Par exemple, en Allemagne, ce problème est devenu central pour les constructeurs automobiles dans leur développement produit, car ils ne savent pas ce que va devenir leur vache à lait, à savoir les véhicules SUV. Angela Merkel avait pour objectif en 2020 un million de véhicules électriques vendus en Allemagne. En 2020, il n’y aura pas un million de véhicules électriques, mais un million de SUV vendus en Allemagne. Sauf que la génération de mes enfants rejette les SUV. Les gens qui se baladent en Porsche Cayenne sont devenus en Allemagne des asociaux. Ce qui est légitime pour une entreprise de faire et de vendre et ce qui ne l’est pas va devenir un problème central pour elles. Cela touche tous les secteurs, la finance par exemple avec les comportements de certaines banques dans des paradis fiscaux. Cette question du licence to operate est une question qui va devenir cruciale pour les entreprises, du fait de son caractère imprévisible.
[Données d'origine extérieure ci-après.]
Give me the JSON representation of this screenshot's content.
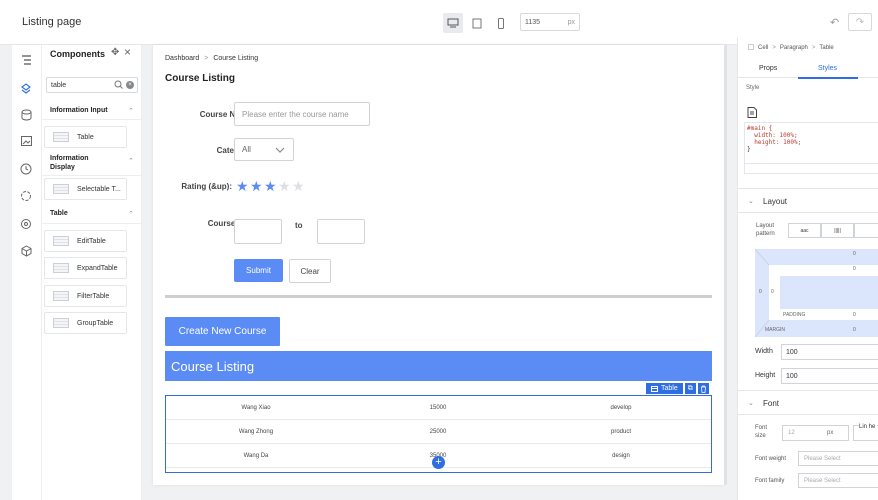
{
  "app": {
    "title": "Listing page"
  },
  "toolbar": {
    "width_value": "1135",
    "width_unit": "px",
    "undo": "↶",
    "redo": "↷"
  },
  "components_panel": {
    "title": "Components",
    "search_value": "table",
    "groups": [
      {
        "label": "Information Input",
        "items": [
          "Table"
        ]
      },
      {
        "label": "Information Display",
        "items": [
          "Selectable T..."
        ]
      },
      {
        "label": "Table",
        "items": [
          "EditTable",
          "ExpandTable",
          "FilterTable",
          "GroupTable"
        ]
      }
    ]
  },
  "canvas": {
    "breadcrumb": [
      "Dashboard",
      "Course Listing"
    ],
    "page_title": "Course Listing",
    "form": {
      "course_name_label": "Course Name:",
      "course_name_placeholder": "Please enter the course name",
      "category_label": "Category:",
      "category_value": "All",
      "rating_label": "Rating (&up):",
      "rating_value": 3,
      "rating_max": 5,
      "fee_label": "Course Fee:",
      "fee_min": "",
      "fee_max": "",
      "to_label": "to",
      "submit_label": "Submit",
      "clear_label": "Clear"
    },
    "create_button": "Create New Course",
    "list_title": "Course Listing",
    "selection_tag": "Table",
    "table_rows": [
      {
        "name": "Wang Xiao",
        "fee": "15000",
        "category": "develop"
      },
      {
        "name": "Wang Zhong",
        "fee": "25000",
        "category": "product"
      },
      {
        "name": "Wang Da",
        "fee": "35000",
        "category": "design"
      }
    ]
  },
  "props_panel": {
    "breadcrumb": [
      "Cell",
      "Paragraph",
      "Table"
    ],
    "tabs": [
      "Props",
      "Styles"
    ],
    "active_tab": "Styles",
    "style_label": "Style",
    "code_lines": [
      "#main {",
      "  width: 100%;",
      "  height: 100%;",
      "}"
    ],
    "layout_section": "Layout",
    "layout_pattern_label": "Layout pattern",
    "layout_options": [
      "aac",
      "|||||",
      ""
    ],
    "box_model": {
      "margin_label": "MARGIN",
      "padding_label": "PADDING",
      "values": [
        "0",
        "0",
        "0",
        "0",
        "0",
        "0"
      ]
    },
    "width_label": "Width",
    "width_value": "100",
    "height_label": "Height",
    "height_value": "100",
    "font_section": "Font",
    "font_size_label": "Font size",
    "font_size_value": "12",
    "font_size_unit": "px",
    "line_height_label": "Lin he",
    "font_weight_label": "Font weight",
    "font_weight_placeholder": "Please Select",
    "font_family_label": "Font family",
    "font_family_placeholder": "Please Select"
  }
}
Rien ne gêne plus un chef d’entreprise que l’absence de visibilité, car pour prendre un risque, faire un investissement, il faut quand même avoir des paramètres contrôlables. Par exemple, en Allemagne, un gros tiers des gens disent vouloir interdire les vols intérieurs et vouloir uniquement se déplacer en train. Il y a donc 35% des allemands qui pensent qu’il faut interdire les vols intérieurs, or c’est la licence to operate de la Lufthansa qui est ici en jeu et c’est un vrai problème, quasiment de survie, pour cette entreprise. Ce sujet de la licence to operate me paraît être un défi majeur.

  • Mireille BATTUT (modératrice), membre du Conseil d’Administration de Confrontations Europe

On a vu à quel point les imaginaires et les représentations peuvent différer. Pour autant, le rôle du politique, c’est de trouver des lieux où ces différents imaginaires peuvent se confronter, où on peut faire des arbitrages entre différent intérêts. Je vais m’adresser à Laurent Berger pour lui poser la question de sa vision du caractère protecteur ou non de l’Union européenne. En ayant en tête notamment que l’UE c’est d’abord la circulation économique, la liberté d’entreprendre, mais c’est aussi une construction du dialogue social. C’est aussi des lieux où des représentants de différente culture apprennent à se confronter.

  • Laurent BERGER, Président de la Confédération Européenne des Syndicats

Cette discussion est extrêmement intéressante : parfois, un certain nombre d’acteurs se réfugient derrière le mot crise pour dire qu’il n’y a plus rien à faire, ce qui nous distingue d’ailleurs en France de nos camarades nordiques ou autres. Ce qu’il faut, c’est imposer au capital davantage de régulation. C’est ça la voie qu’il faut suivre. La régulation s’opère y compris par une participation accrue des travailleurs et la reconnaissance de leur apport indispensable à la création de richesse.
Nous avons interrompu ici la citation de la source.